Occasionally, the Earth will give up some of her secrets. If one should be so lucky as to stumble across one of those secrets, it can have a lasting impact on how that individual sees himself, and the world around him. History is not just the past, but our past.
On my way to a hunting stand one morning, my headlamp caught a glint of white, protruding from the red clay on the bank that I was crossing. I laid my recurve bow on the ground and took great care digging the point out of the mud, then wiped it off on my shirt tail. The serrated edge was as sharp as the day it was made, long before Europeans set foot in North America.

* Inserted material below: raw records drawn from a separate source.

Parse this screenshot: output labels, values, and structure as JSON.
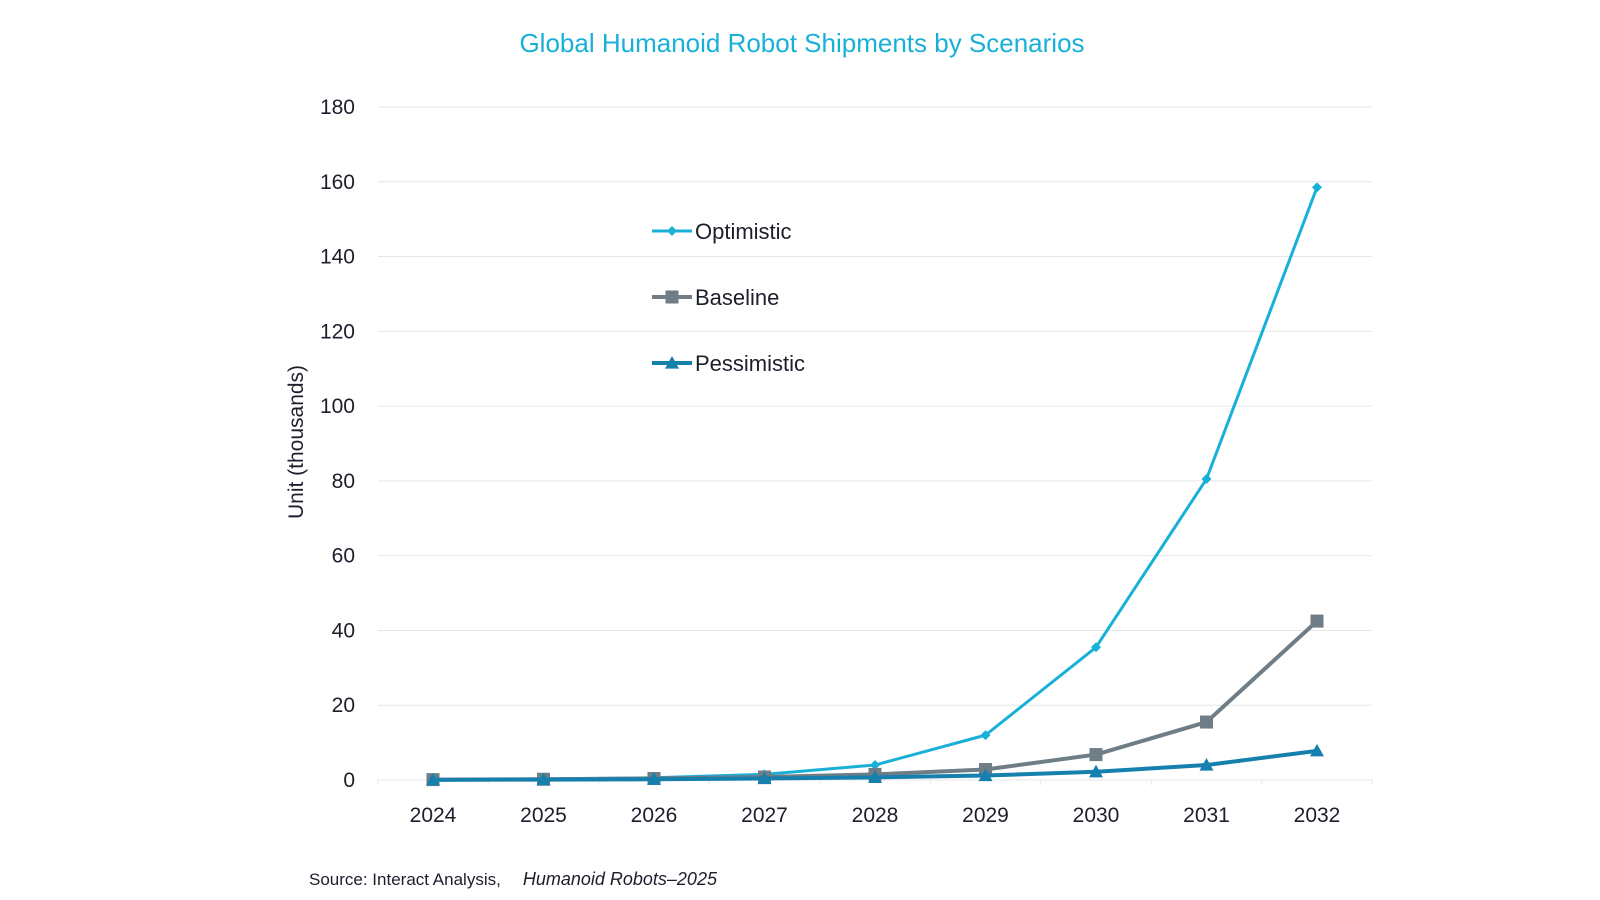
{
  "chart_data": {
    "type": "line",
    "title": "Global Humanoid Robot Shipments by Scenarios",
    "xlabel": "",
    "ylabel": "Unit (thousands)",
    "ylim": [
      0,
      180
    ],
    "yticks": [
      0,
      20,
      40,
      60,
      80,
      100,
      120,
      140,
      160,
      180
    ],
    "categories": [
      "2024",
      "2025",
      "2026",
      "2027",
      "2028",
      "2029",
      "2030",
      "2031",
      "2032"
    ],
    "grid": true,
    "legend_position": "upper-left-center",
    "series": [
      {
        "name": "Optimistic",
        "color": "#19b0d8",
        "marker": "diamond",
        "values": [
          0.1,
          0.3,
          0.6,
          1.5,
          4,
          12,
          35.5,
          80.5,
          158.5
        ]
      },
      {
        "name": "Baseline",
        "color": "#6f7d87",
        "marker": "square",
        "values": [
          0.1,
          0.2,
          0.4,
          0.8,
          1.5,
          2.8,
          6.8,
          15.5,
          42.5
        ]
      },
      {
        "name": "Pessimistic",
        "color": "#157fad",
        "marker": "triangle",
        "values": [
          0.05,
          0.1,
          0.2,
          0.4,
          0.7,
          1.2,
          2.2,
          4,
          7.8
        ]
      }
    ]
  },
  "source": {
    "label": "Source: Interact Analysis,",
    "publication": "Humanoid Robots–2025"
  }
}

Over the years, I have found several points, each unique, bearing the mark of the one who made it. The smaller ones being bird-points, or true arrowheads, the larger were no doubt spear points, used with an atlatl, a device used to hurl the spear at game, or enemy in time of war.
They turn up in field edges after heavy rains, or on old logging roads. Sometimes the plow would bring them to the surface of the ground where we grew our garden. Though I have found a few made of chert or perhaps flint, most of the ones around here were made of quartz like this one. In a clearing just over the hill from here, I found three lying amongst a field of chipped quartz. They looked unfinished, possibly culls, seeing as how they never made it from the place they were knapped.
I tucked the arrowhead deep in my pocket, and continued to my stand.
Once I got situated, I pulled an arrow from my quiver, an Easton aluminum tipped with a Zwicky broadhead, and laid it across the string and rest. Feeling with my fingertips, I nocked the arrow and hung it on a nail I drove into the tree. I reached into my pocket and pulled the point out and studied it. My mind started to drift back to a time long ago, trying to conjure an image of the one who might have crafted the point, and I wondered if he was the one who would use it to hunt with. I pictured the arrowhead attached to a river cane arrow, hafted with sinew from a deer's hind leg and pine pitch, fletched with the feathers of a wild turkey.I also wondered if this man was a Cherokee, or one of the lesser-known tribes that inhabited the area before Columbus.
I felt a connection sitting there in the middle of the same woods, though I am sure it was dramatically different than the woods he roamed so long ago. I wondered if he was a successful hunter, or if he was like me, sort-of a screw up. No doubt that this hunter had a family or clan to feed, and just like my family, they counted on him returning home with a great story, even if he came home empty-handed.